FutureFest 2012



  • David Finkle
  • Rob Koon
  • Faye Sholiton (FF winner 1997)
  • Helen Sneed
  • Eleanore Speert

July 27-29, 2012

FF 2012 Winner and Audience Favorite:

Nureyev’s Eyes by David Rush

David is our first 2 time winner! He previously won for Estelle Singerman.

2012 Finalists:

  • A Political Woman – Joel Fishbane
  • Curve – Sam Havens
  • Excavation – Rob Barron
  • Provenance – Dan Weber
  • This Rough Magic – Richard Manley 

A Political Woman

Directed by Cynthia Karns, Fully Staged, Fri. 8pm

As a debate rages in the Canadian parliament over universal suffrage, young Maggie Shand slowly becomes instrumental to her husband’s political life. But she soon realizes that her new found political influence has a price – one she may not be willing to pay.
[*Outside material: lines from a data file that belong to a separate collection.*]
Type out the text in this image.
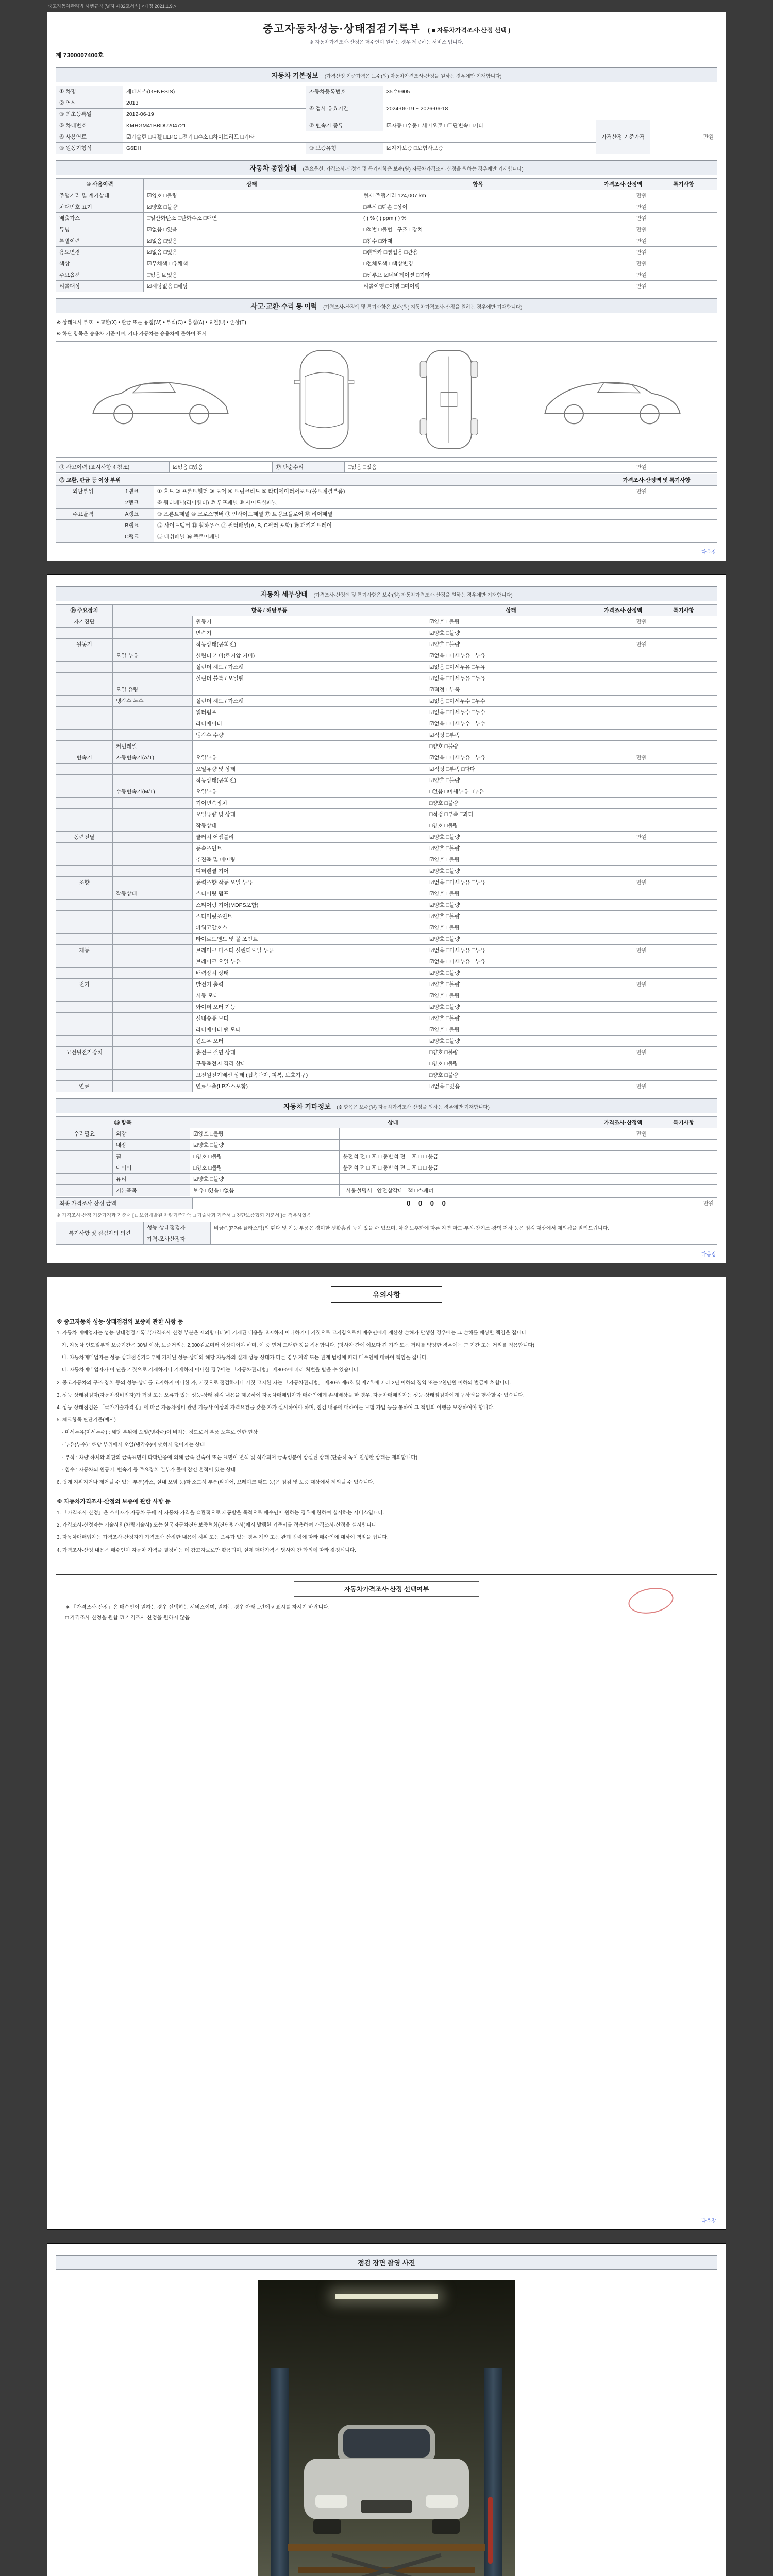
중고자동차관리법 시행규칙 [별지 제82호서식] <개정 2021.1.9.>
중고자동차성능·상태점검기록부 ( ■ 자동차가격조사·산정 선택 )
※ 자동차가격조사·산정은 매수인이 원하는 경우 제공하는 서비스 입니다.
제 7300007400호
자동차 기본정보 (가격산정 기준가격은 보수(원) 자동차가격조사·산정을 원하는 경우에만 기재합니다)
① 차명	제네시스(GENESIS)	자동차등록번호	35수9905		
② 연식	2013	④ 검사 유효기간	2024-06-19 ~ 2026-06-18		
③ 최초등록일	2012-06-19				
⑤ 차대번호	KMHGM41BBDU204721	⑦ 변속기 종류	☑자동 □수동 □세미오토 □무단변속 □기타	가격산정 기준가격	만원
⑥ 사용연료	☑가솔린 □디젤 □LPG □전기 □수소 □하이브리드 □기타				
⑧ 원동기형식	G6DH	⑨ 보증유형	☑자가보증 □보험사보증		
자동차 종합상태 (주요옵션, 가격조사·산정액 및 특기사항은 보수(원) 자동차가격조사·산정을 원하는 경우에만 기재합니다)
⑩ 사용이력	상태	항목	가격조사·산정액	특기사항
주행거리 및 계기상태	☑양호 □불량	현재 주행거리 124,007 km	만원	
차대번호 표기	☑양호 □불량	□부식 □훼손 □상이	만원	
배출가스	□일산화탄소 □탄화수소 □매연	( ) % ( ) ppm ( ) %	만원	
튜닝	☑없음 □있음	□적법 □불법 □구조 □장치	만원	
특별이력	☑없음 □있음	□침수 □화재	만원	
용도변경	☑없음 □있음	□렌터카 □영업용 □관용	만원	
색상	☑무채색 □유채색	□전체도색 □색상변경	만원	
주요옵션	□없음 ☑있음	□썬루프 ☑네비게이션 □기타	만원	
리콜대상	☑해당없음 □해당	리콜이행 □이행 □미이행	만원	
사고·교환·수리 등 이력 (가격조사·산정액 및 특기사항은 보수(원) 자동차가격조사·산정을 원하는 경우에만 기재합니다)
※ 상태표시 부호 : • 교환(X) • 판금 또는 용접(W) • 부식(C) • 흠집(A) • 요철(U) • 손상(T)
※ 하단 항목은 승용차 기준이며, 기타 자동차는 승용차에 준하여 표시
⑪ 사고이력 (표시사항 4 참조)	☑없음 □있음	⑫ 단순수리	□없음 □있음	만원	
⑬ 교환, 판금 등 이상 부위			가격조사·산정액 및 특기사항	
외판부위	1랭크	① 후드 ② 프론트휀더 ③ 도어 ④ 트렁크리드 ⑤ 라디에이터서포트(볼트체결부품)	만원	
	2랭크	⑥ 쿼터패널(리어휀더) ⑦ 루프패널 ⑧ 사이드실패널		
주요골격	A랭크	⑨ 프론트패널 ⑩ 크로스멤버 ⑪ 인사이드패널 ⑰ 트렁크플로어 ⑱ 리어패널		
	B랭크	⑫ 사이드멤버 ⑬ 휠하우스 ⑭ 필러패널(A, B, C필러 포함) ⑲ 패키지트레이		
	C랭크	⑮ 대쉬패널 ⑯ 플로어패널		
다음장
자동차 세부상태 (가격조사·산정액 및 특기사항은 보수(원) 자동차가격조사·산정을 원하는 경우에만 기재합니다)
⑭ 주요장치	항목 / 해당부품		상태	가격조사·산정액	특기사항
자기진단		원동기	☑양호 □불량	만원	
		변속기	☑양호 □불량		
원동기		작동상태(공회전)	☑양호 □불량	만원	
	오일 누유	실린더 커버(로커암 커버)	☑없음 □미세누유 □누유		
		실린더 헤드 / 가스켓	☑없음 □미세누유 □누유		
		실린더 블록 / 오일팬	☑없음 □미세누유 □누유		
	오일 유량		☑적정 □부족		
	냉각수 누수	실린더 헤드 / 가스켓	☑없음 □미세누수 □누수		
		워터펌프	☑없음 □미세누수 □누수		
		라디에이터	☑없음 □미세누수 □누수		
		냉각수 수량	☑적정 □부족		
	커먼레일		□양호 □불량		
변속기	자동변속기(A/T)	오일누유	☑없음 □미세누유 □누유	만원	
		오일유량 및 상태	☑적정 □부족 □과다		
		작동상태(공회전)	☑양호 □불량		
	수동변속기(M/T)	오일누유	□없음 □미세누유 □누유		
		기어변속장치	□양호 □불량		
		오일유량 및 상태	□적정 □부족 □과다		
		작동상태	□양호 □불량		
동력전달		클러치 어셈블리	☑양호 □불량	만원	
		등속조인트	☑양호 □불량		
		추진축 및 베어링	☑양호 □불량		
		디퍼렌셜 기어	☑양호 □불량		
조향		동력조향 작동 오일 누유	☑없음 □미세누유 □누유	만원	
	작동상태	스티어링 펌프	☑양호 □불량		
		스티어링 기어(MDPS포함)	☑양호 □불량		
		스티어링조인트	☑양호 □불량		
		파워고압호스	☑양호 □불량		
		타이로드엔드 및 볼 조인트	☑양호 □불량		
제동		브레이크 마스터 실린더오일 누유	☑없음 □미세누유 □누유	만원	
		브레이크 오일 누유	☑없음 □미세누유 □누유		
		배력장치 상태	☑양호 □불량		
전기		발전기 출력	☑양호 □불량	만원	
		시동 모터	☑양호 □불량		
		와이퍼 모터 기능	☑양호 □불량		
		실내송풍 모터	☑양호 □불량		
		라디에이터 팬 모터	☑양호 □불량		
		윈도우 모터	☑양호 □불량		
고전원전기장치		충전구 절연 상태	□양호 □불량	만원	
		구동축전지 격리 상태	□양호 □불량		
		고전원전기배선 상태 (접속단자, 피복, 보호기구)	□양호 □불량		
연료		연료누출(LP가스포함)	☑없음 □있음	만원	
자동차 기타정보 (※ 항목은 보수(원) 자동차가격조사·산정을 원하는 경우에만 기재합니다)
⑮ 항목		상태		가격조사·산정액	특기사항
수리필요	외장	☑양호 □불량		만원	
	내장	☑양호 □불량			
	휠	□양호 □불량	운전석 전 □ 후 □ 동반석 전 □ 후 □ □ 응급		
	타이어	□양호 □불량	운전석 전 □ 후 □ 동반석 전 □ 후 □ □ 응급		
	유리	☑양호 □불량			
	기본품목	보유 □있음 □없음	□사용설명서 □안전삼각대 □잭 □스패너		
최종 가격조사·산정 금액	0 0 0 0	만원
※ 가격조사·산정 기준가격과 기준서 [ □ 보험개발원 차량기준가액 □ 기술사회 기준서 □ 진단보증협회 기준서 ]를 적용하였음
특기사항 및 점검자의 의견	성능·상태점검자	비금속(PP류 플라스틱)의 휀다 및 기능 부품은 경미한 생활흠집 등이 있을 수 있으며, 차량 노후화에 따른 자연 마모·부식·잔기스·광택 저하 등은 점검 대상에서 제외됨을 알려드립니다.
	가격·조사산정자	
다음장
유의사항
※ 중고자동차 성능·상태점검의 보증에 관한 사항 등

1. 자동차 매매업자는 성능·상태점검기록부(가격조사·산정 부분은 제외합니다)에 기재된 내용을 고지하지 아니하거나 거짓으로 고지함으로써 매수인에게 재산상 손해가 발생한 경우에는 그 손해를 배상할 책임을 집니다.

　가. 자동차 인도일부터 보증기간은 30일 이상, 보증거리는 2,000킬로미터 이상이어야 하며, 이 중 먼저 도래한 것을 적용합니다. (당사자 간에 이보다 긴 기간 또는 거리를 약정한 경우에는 그 기간 또는 거리를 적용합니다)

　나. 자동차매매업자는 성능·상태점검기록부에 기재된 성능·상태와 해당 자동차의 실제 성능·상태가 다른 경우 계약 또는 관계 법령에 따라 매수인에 대하여 책임을 집니다.

　다. 자동차매매업자가 이 난을 거짓으로 기재하거나 기재하지 아니한 경우에는 「자동차관리법」 제80조에 따라 처벌을 받을 수 있습니다.

2. 중고자동차의 구조·장치 등의 성능·상태를 고지하지 아니한 자, 거짓으로 점검하거나 거짓 고지한 자는 「자동차관리법」 제80조 제6호 및 제7호에 따라 2년 이하의 징역 또는 2천만원 이하의 벌금에 처합니다.

3. 성능·상태점검자(자동차정비업자)가 거짓 또는 오류가 있는 성능·상태 점검 내용을 제공하여 자동차매매업자가 매수인에게 손해배상을 한 경우, 자동차매매업자는 성능·상태점검자에게 구상권을 행사할 수 있습니다.

4. 성능·상태점검은 「국가기술자격법」에 따른 자동차정비 관련 기능사 이상의 자격요건을 갖춘 자가 실시하여야 하며, 점검 내용에 대하여는 보험 가입 등을 통하여 그 책임의 이행을 보장하여야 합니다.

5. 체크항목 판단기준(예시)

　- 미세누유(미세누수) : 해당 부위에 오일(냉각수)이 비치는 정도로서 부품 노후로 인한 현상

　- 누유(누수) : 해당 부위에서 오일(냉각수)이 맺혀서 떨어지는 상태

　- 부식 : 차량 하체와 외판의 금속표면이 화학반응에 의해 금속 깊숙이 또는 표면이 변색 및 식각되어 금속성분이 상실된 상태 (단순히 녹이 발생한 상태는 제외합니다)

　- 침수 : 자동차의 원동기, 변속기 등 주요장치 일부가 물에 잠긴 흔적이 있는 상태

6. 쉽게 지워지거나 제거될 수 있는 부분(왁스, 실내 오염 등)과 소모성 부품(타이어, 브레이크 패드 등)은 점검 및 보증 대상에서 제외될 수 있습니다.

※ 자동차가격조사·산정의 보증에 관한 사항 등

1. 「가격조사·산정」은 소비자가 자동차 구매 시 자동차 가격을 객관적으로 제공받을 목적으로 매수인이 원하는 경우에 한하여 실시하는 서비스입니다.

2. 가격조사·산정자는 기술사회(차량기술사) 또는 한국자동차진단보증협회(진단평가사)에서 발행한 기준서를 적용하여 가격조사·산정을 실시합니다.

3. 자동차매매업자는 가격조사·산정자가 가격조사·산정한 내용에 허위 또는 오류가 있는 경우 계약 또는 관계 법령에 따라 매수인에 대하여 책임을 집니다.

4. 가격조사·산정 내용은 매수인이 자동차 가격을 결정하는 데 참고자료로만 활용되며, 실제 매매가격은 당사자 간 합의에 따라 결정됩니다.

자동차가격조사·산정 선택여부
※ 「가격조사·산정」은 매수인이 원하는 경우 선택하는 서비스이며, 원하는 경우 아래 □란에 √ 표시를 하시기 바랍니다.
□ 가격조사·산정을 원함 ☑ 가격조사·산정을 원하지 않음
다음장
점검 장면 촬영 사진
Inspired by the play “what every woman knows” by J.M. Barrie, a political woman is at once a historical comedy and an exploration of a crucial time in gender politics with echoes that are all too relevant in the modern day.


Directed by David Shough, Staged Reading, Sat. 10am

Provenance – lives and breathes in the world of wine. Yet it is emphatically not a play about wine. Rather, the cultivation of wine serves as an overarching metaphor for the history of change and growth that affects each character on stage. Like the mysterious champagne in question, four characters are trapped inside their own personal histories. The only way out: personal reinvention. Change becomes an act of survival. But how far will a person bend the truth to escape his or her past? What are the consequences? In this explosive examination of history and identity, secrets, like lies, are impossible to contain.

Nureyev’s Eyes

Directed by Annie Pesch, Staged Reading, Sat. 3pm

During the 70s, Jamie Wyeth (son of Andrew) painted a series of works of Rudolf Nureyev, the dancer. The play examines what their relationship may have been like, how they passed through good and bad times and ultimately changed each other.
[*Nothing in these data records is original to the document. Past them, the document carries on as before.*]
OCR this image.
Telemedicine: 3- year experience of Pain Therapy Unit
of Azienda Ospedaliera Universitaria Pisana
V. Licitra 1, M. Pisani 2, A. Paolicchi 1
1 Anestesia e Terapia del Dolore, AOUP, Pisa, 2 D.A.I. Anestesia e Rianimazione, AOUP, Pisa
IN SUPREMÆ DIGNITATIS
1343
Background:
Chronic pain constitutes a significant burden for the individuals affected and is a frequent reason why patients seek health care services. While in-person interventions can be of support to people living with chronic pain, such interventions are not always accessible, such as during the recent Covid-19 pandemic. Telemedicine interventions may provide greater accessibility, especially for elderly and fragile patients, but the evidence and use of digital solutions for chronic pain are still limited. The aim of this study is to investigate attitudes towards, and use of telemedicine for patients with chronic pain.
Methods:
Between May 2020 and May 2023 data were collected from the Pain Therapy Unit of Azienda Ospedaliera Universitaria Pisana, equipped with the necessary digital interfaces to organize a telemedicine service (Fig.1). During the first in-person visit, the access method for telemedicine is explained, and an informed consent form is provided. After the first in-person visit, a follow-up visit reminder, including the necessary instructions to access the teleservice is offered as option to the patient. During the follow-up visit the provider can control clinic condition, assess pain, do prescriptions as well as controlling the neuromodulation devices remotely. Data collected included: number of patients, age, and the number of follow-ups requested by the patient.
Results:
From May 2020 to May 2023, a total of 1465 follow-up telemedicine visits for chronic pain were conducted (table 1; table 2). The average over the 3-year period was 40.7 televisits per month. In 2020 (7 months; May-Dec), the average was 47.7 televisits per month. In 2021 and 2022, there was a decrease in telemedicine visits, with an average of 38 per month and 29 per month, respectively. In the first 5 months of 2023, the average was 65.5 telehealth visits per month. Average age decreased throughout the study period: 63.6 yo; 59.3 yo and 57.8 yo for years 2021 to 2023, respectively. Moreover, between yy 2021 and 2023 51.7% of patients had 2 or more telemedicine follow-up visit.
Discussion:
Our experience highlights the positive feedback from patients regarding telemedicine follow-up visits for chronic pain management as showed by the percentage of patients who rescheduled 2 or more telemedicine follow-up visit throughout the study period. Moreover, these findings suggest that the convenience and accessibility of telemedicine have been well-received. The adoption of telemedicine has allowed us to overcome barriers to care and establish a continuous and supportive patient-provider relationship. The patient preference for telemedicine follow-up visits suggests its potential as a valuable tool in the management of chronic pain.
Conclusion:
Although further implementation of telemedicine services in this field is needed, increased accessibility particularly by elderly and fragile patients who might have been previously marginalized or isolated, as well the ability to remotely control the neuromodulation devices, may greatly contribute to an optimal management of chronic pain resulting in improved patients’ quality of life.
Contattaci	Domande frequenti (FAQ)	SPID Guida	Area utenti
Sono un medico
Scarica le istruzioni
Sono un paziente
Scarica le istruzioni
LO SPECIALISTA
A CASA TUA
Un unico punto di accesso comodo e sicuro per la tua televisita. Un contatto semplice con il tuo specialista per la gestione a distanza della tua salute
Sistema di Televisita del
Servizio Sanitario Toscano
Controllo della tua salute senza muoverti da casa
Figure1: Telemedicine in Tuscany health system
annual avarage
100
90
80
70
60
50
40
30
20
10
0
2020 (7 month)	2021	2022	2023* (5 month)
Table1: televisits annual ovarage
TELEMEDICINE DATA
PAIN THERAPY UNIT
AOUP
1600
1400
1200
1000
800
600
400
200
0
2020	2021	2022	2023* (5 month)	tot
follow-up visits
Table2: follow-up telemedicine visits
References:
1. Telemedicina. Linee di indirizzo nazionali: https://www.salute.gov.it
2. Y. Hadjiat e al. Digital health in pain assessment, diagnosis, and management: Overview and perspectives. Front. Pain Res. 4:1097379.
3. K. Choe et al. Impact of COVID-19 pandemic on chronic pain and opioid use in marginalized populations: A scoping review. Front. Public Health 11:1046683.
Directed by Jim Lockwood, Fully Staged, Sat. 8pm

In this witty, provocative play about truth and illusion, unrelenting rain pours down outside the Connecticut home of Dakin Abernathy. Inside, Dakin and his neighbor, Ted Mueller, engage in a verbal joust where nothing is as it seems. Or is it? Dakin, a noted film noir director, accuses Ted of having killed his own wife. Ted protests, yet as morning spins into afternoon and a thunderous evening, he begins to believe that he might, indeed, be a murderer. Dakin’s wife, Angela, complicates events with her flaky personality, and their daughter, Lana Veronica, comes home for the weekend saying she is in trouble with the law. Events escalate and secrets are revealed until the play itself suggests one of Dakin’s film noir classics, complete with dark music, ominous lighting and swirling fog.
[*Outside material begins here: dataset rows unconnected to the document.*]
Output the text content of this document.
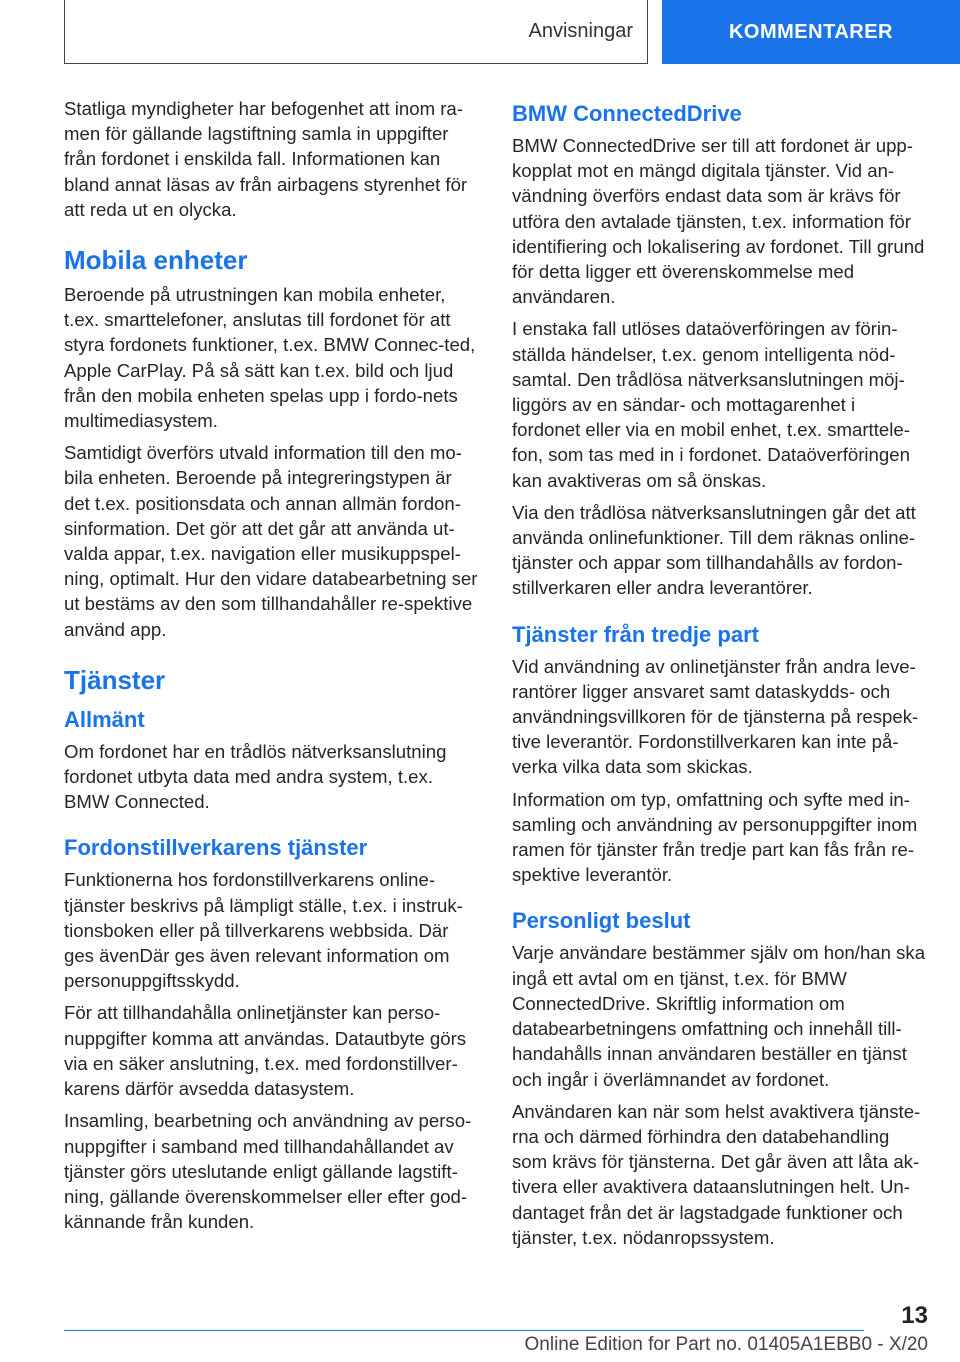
Anvisningar	KOMMENTARER

Statliga myndigheter har befogenhet att inom ra-men för gällande lagstiftning samla in uppgifter från fordonet i enskilda fall. Informationen kan bland annat läsas av från airbagens styrenhet för att reda ut en olycka.

Mobila enheter

Beroende på utrustningen kan mobila enheter, t.ex. smarttelefoner, anslutas till fordonet för att styra fordonets funktioner, t.ex. BMW Connec-ted, Apple CarPlay. På så sätt kan t.ex. bild och ljud från den mobila enheten spelas upp i fordo-nets multimediasystem.

Samtidigt överförs utvald information till den mo-bila enheten. Beroende på integreringstypen är det t.ex. positionsdata och annan allmän fordon-sinformation. Det gör att det går att använda ut-valda appar, t.ex. navigation eller musikuppspel-ning, optimalt. Hur den vidare databearbetning ser ut bestäms av den som tillhandahåller re-spektive använd app.

Tjänster
Allmänt

Om fordonet har en trådlös nätverksanslutning fordonet utbyta data med andra system, t.ex. BMW Connected.

Fordonstillverkarens tjänster

Funktionerna hos fordonstillverkarens online-tjänster beskrivs på lämpligt ställe, t.ex. i instruk-tionsboken eller på tillverkarens webbsida. Där ges ävenDär ges även relevant information om personuppgiftsskydd.

För att tillhandahålla onlinetjänster kan perso-nuppgifter komma att användas. Datautbyte görs via en säker anslutning, t.ex. med fordonstillver-karens därför avsedda datasystem.

Insamling, bearbetning och användning av perso-nuppgifter i samband med tillhandahållandet av tjänster görs uteslutande enligt gällande lagstift-ning, gällande överenskommelser eller efter god-kännande från kunden.

BMW ConnectedDrive

BMW ConnectedDrive ser till att fordonet är upp-kopplat mot en mängd digitala tjänster. Vid an-vändning överförs endast data som är krävs för utföra den avtalade tjänsten, t.ex. information för identifiering och lokalisering av fordonet. Till grund för detta ligger ett överenskommelse med användaren.

I enstaka fall utlöses dataöverföringen av förin-ställda händelser, t.ex. genom intelligenta nöd-samtal. Den trådlösa nätverksanslutningen möj-liggörs av en sändar- och mottagarenhet i fordonet eller via en mobil enhet, t.ex. smarttele-fon, som tas med in i fordonet. Dataöverföringen kan avaktiveras om så önskas.

Via den trådlösa nätverksanslutningen går det att använda onlinefunktioner. Till dem räknas online-tjänster och appar som tillhandahålls av fordon-stillverkaren eller andra leverantörer.

Tjänster från tredje part

Vid användning av onlinetjänster från andra leve-rantörer ligger ansvaret samt dataskydds- och användningsvillkoren för de tjänsterna på respek-tive leverantör. Fordonstillverkaren kan inte på-verka vilka data som skickas.

Information om typ, omfattning och syfte med in-samling och användning av personuppgifter inom ramen för tjänster från tredje part kan fås från re-spektive leverantör.

Personligt beslut

Varje användare bestämmer själv om hon/han ska ingå ett avtal om en tjänst, t.ex. för BMW ConnectedDrive. Skriftlig information om databearbetningens omfattning och innehåll till-handahålls innan användaren beställer en tjänst och ingår i överlämnandet av fordonet.

Användaren kan när som helst avaktivera tjänste-rna och därmed förhindra den databehandling som krävs för tjänsterna. Det går även att låta ak-tivera eller avaktivera dataanslutningen helt. Un-dantaget från det är lagstadgade funktioner och tjänster, t.ex. nödanropssystem.

13
Online Edition for Part no. 01405A1EBB0 - X/20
Directed by Nancy Campbell, Staged Reading, Sun. 10am

Excavation – is a journey into the past to unlock the future. A widowed father who works as a security guard at New York’s American Museum of Natural History struggles to reach his mute seven year old son, who is fading away from grief over his mother’s death. Meanwhile, a parallel story takes place on the Southwest corner of England in the 1800s, as one of the first paleontologists, Mary Anning, struggles for her own survival as she scours the shorelines for whispers and vestiges of worlds gone by…

This Rough Magic

Directed by Gayle Smith, Fully Staged, Sun. 3pm

I believe that Americans are by and large a lonely people. Our productivity and medication and social media notwithstanding, many of us struggle to make sense of things, to find a sustainable balance between melancholy and hope. Joy, when it comes, is often momentary, and must be savored. In my work, I celebrate those who fight to maintain equilibrium. This Rough Magic takes place a few years from now, when overcoming loneliness and feeling loved are no less of a problem, but when technology offers more solutions to those who can afford them.